Newsmaker
By Jamal Ahmad Anjum
Name: Commander Abdul Haq
Age: The count is off
Nationality: Afghan
Claim to fame: Played right into a deadly Taliban trap
COMMANDER Haq was one of the most prominent of the dozens of exiled Afghan tribal leaders and former military commanders who have returned to Pakistan in recent weeks in an effort to organize a new government inside Afghanistan in a broader effort to work out a post-Taliban scenario. Whether there will be a post-Taliban scenario at all, is beside the point, however.
Abdul Haq was captured inside Afghanistan and executed by Taliban authorities recently. In his mid-40s, Abdul Haq had been involved in such efforts for several years under the auspices of Afghanistan’s former king, Mohammed Zahir Shah, who lives in exile in Rome. But he himself became a victim of the violence that has become a deep-rooted reality in Afghanistan. For his homeland to turn to democracy or even return to a relatively benign monarchy may well take a long time. Abdul Haq had hoped he would be around to see it, but that was not to be.

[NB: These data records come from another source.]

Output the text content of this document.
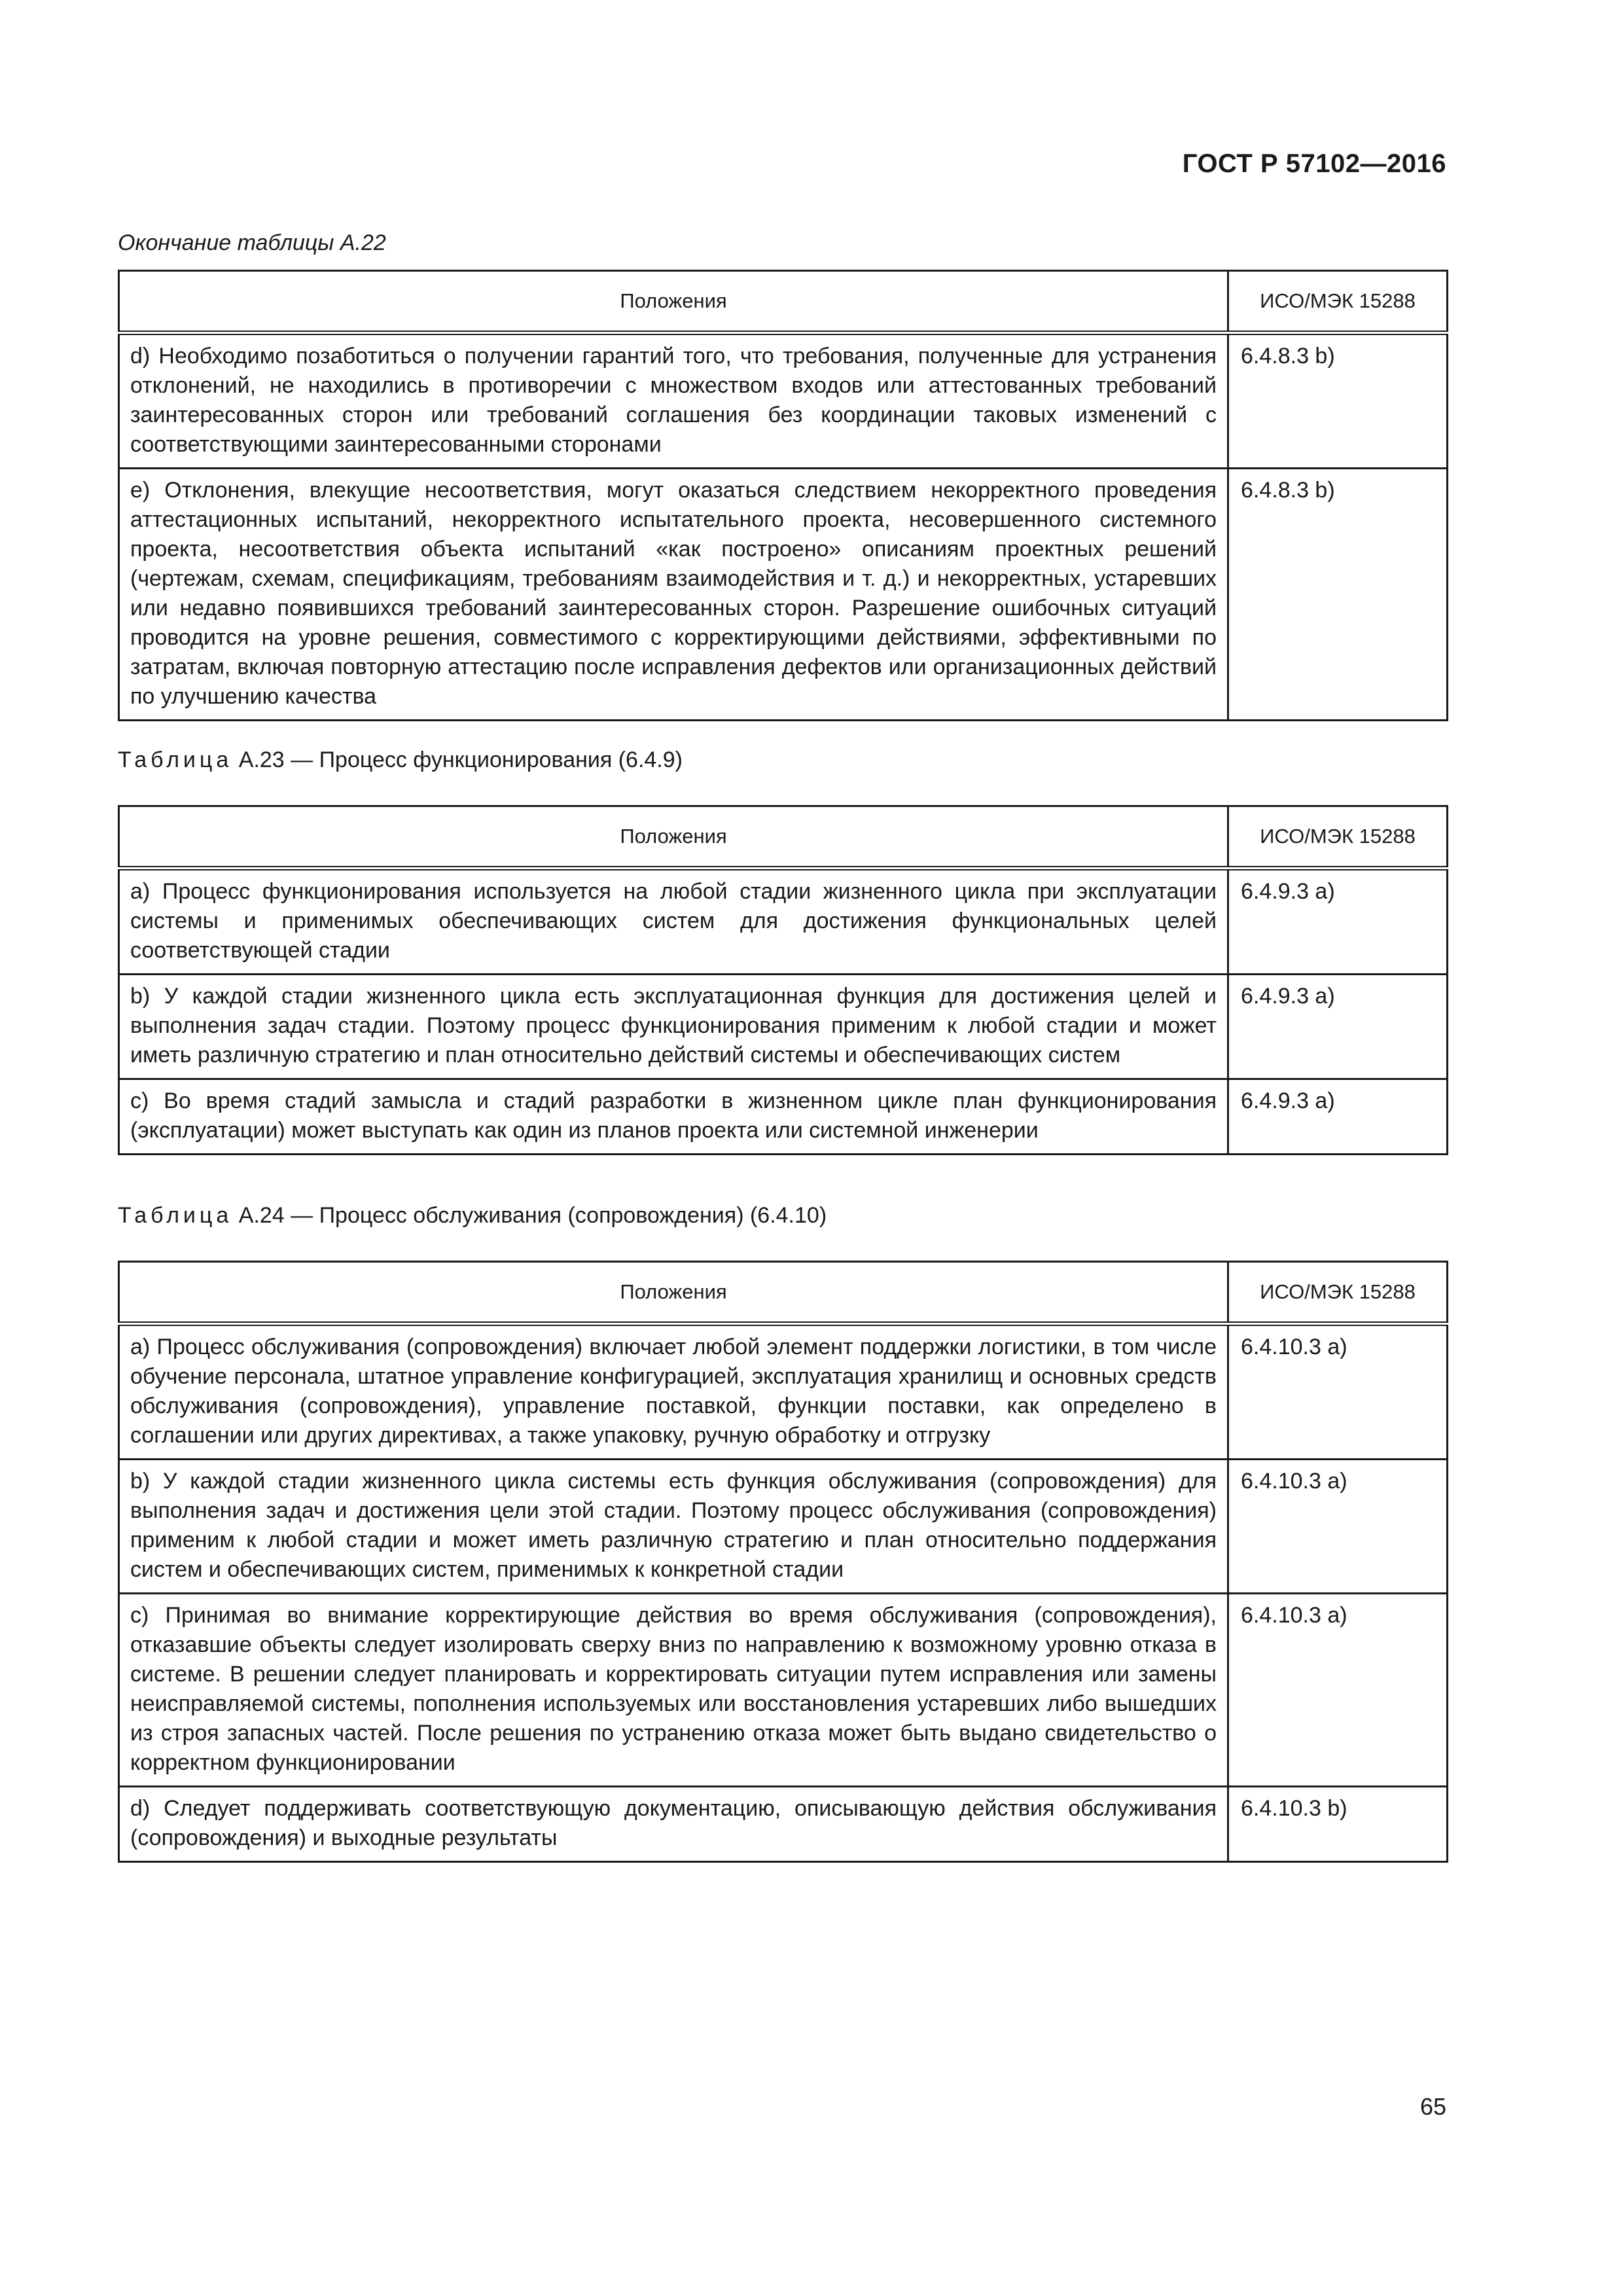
ГОСТ Р 57102—2016
Окончание таблицы А.22
Положения	ИСО/МЭК 15288
d) Необходимо позаботиться о получении гарантий того, что требования, полученные для устранения отклонений, не находились в противоречии с множеством входов или аттестованных требований заинтересованных сторон или требований соглашения без координации таковых изменений с соответствующими заинтересованными сторонами	6.4.8.3 b)
e) Отклонения, влекущие несоответствия, могут оказаться следствием некорректного проведения аттестационных испытаний, некорректного испытательного проекта, несовершенного системного проекта, несоответствия объекта испытаний «как построено» описаниям проектных решений (чертежам, схемам, спецификациям, требованиям взаимодействия и т. д.) и некорректных, устаревших или недавно появившихся требований заинтересованных сторон. Разрешение ошибочных ситуаций проводится на уровне решения, совместимого с корректирующими действиями, эффективными по затратам, включая повторную аттестацию после исправления дефектов или организационных действий по улучшению качества	6.4.8.3 b)
Таблица А.23 — Процесс функционирования (6.4.9)
Положения	ИСО/МЭК 15288
а) Процесс функционирования используется на любой стадии жизненного цикла при эксплуатации системы и применимых обеспечивающих систем для достижения функциональных целей соответствующей стадии	6.4.9.3 а)
b) У каждой стадии жизненного цикла есть эксплуатационная функция для достижения целей и выполнения задач стадии. Поэтому процесс функционирования применим к любой стадии и может иметь различную стратегию и план относительно действий системы и обеспечивающих систем	6.4.9.3 а)
с) Во время стадий замысла и стадий разработки в жизненном цикле план функционирования (эксплуатации) может выступать как один из планов проекта или системной инженерии	6.4.9.3 а)
Таблица А.24 — Процесс обслуживания (сопровождения) (6.4.10)
Положения	ИСО/МЭК 15288
а) Процесс обслуживания (сопровождения) включает любой элемент поддержки логистики, в том числе обучение персонала, штатное управление конфигурацией, эксплуатация хранилищ и основных средств обслуживания (сопровождения), управление поставкой, функции поставки, как определено в соглашении или других директивах, а также упаковку, ручную обработку и отгрузку	6.4.10.3 а)
b) У каждой стадии жизненного цикла системы есть функция обслуживания (сопровождения) для выполнения задач и достижения цели этой стадии. Поэтому процесс обслуживания (сопровождения) применим к любой стадии и может иметь различную стратегию и план относительно поддержания систем и обеспечивающих систем, применимых к конкретной стадии	6.4.10.3 а)
с) Принимая во внимание корректирующие действия во время обслуживания (сопровождения), отказавшие объекты следует изолировать сверху вниз по направлению к возможному уровню отказа в системе. В решении следует планировать и корректировать ситуации путем исправления или замены неисправляемой системы, пополнения используемых или восстановления устаревших либо вышедших из строя запасных частей. После решения по устранению отказа может быть выдано свидетельство о корректном функционировании	6.4.10.3 а)
d) Следует поддерживать соответствующую документацию, описывающую действия обслуживания (сопровождения) и выходные результаты	6.4.10.3 b)
65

Win or lose, he knew war ethics well. BBC’s Matthew Grant had met Abdul Haq in Peshawar just a few days before his death. Talking to him, the commander had remarked: “War is easy ... If you don’t like someone, you kill them.” And his words turned into reality, when Taliban proved beyond argument that they didn’t like him.
Abdul Haq was a true war veteran, having sustained more than a dozen wounds while leading the Afghan resistance against the Soviet Union in the mid-1980s. His war wounds were hidden. Only if one looked closely did one notice the evidence of his right foot blown off by a landmine. His greatest loss came two years ago, after he joined the campaign to rid his homeland of the Taliban, when gunmen shot dead his wife, their 11-year-old son and a bodyguard outside his home in northern Pakistan.
In person, Abdul Haq was a large, friendly man. At 43, he was going bald and grey. His remaining hair was cut into a short back and sides, leading into a neat beard. He spoke fluent English slowly. In his BBC interview, he made a very pertinent point when he said he was against the US campaign in Afghanistan. “I told the Americans the thing to do is to keep the pressure, but not to use it.” Before the bombing, he said, the Taliban had “exhausted almost all sympathy” they had in Afghanistan. The locals were hungry, angry and fed up. But the US onslaught had revived the stubborn streak in Afghans who have rallied around “their despotic rulers”. While Abdul Haq knew the Afghan history well, it appears he was not very aware of the US history, which bears ample testimony to the fact that the US pays little heed to sane advice.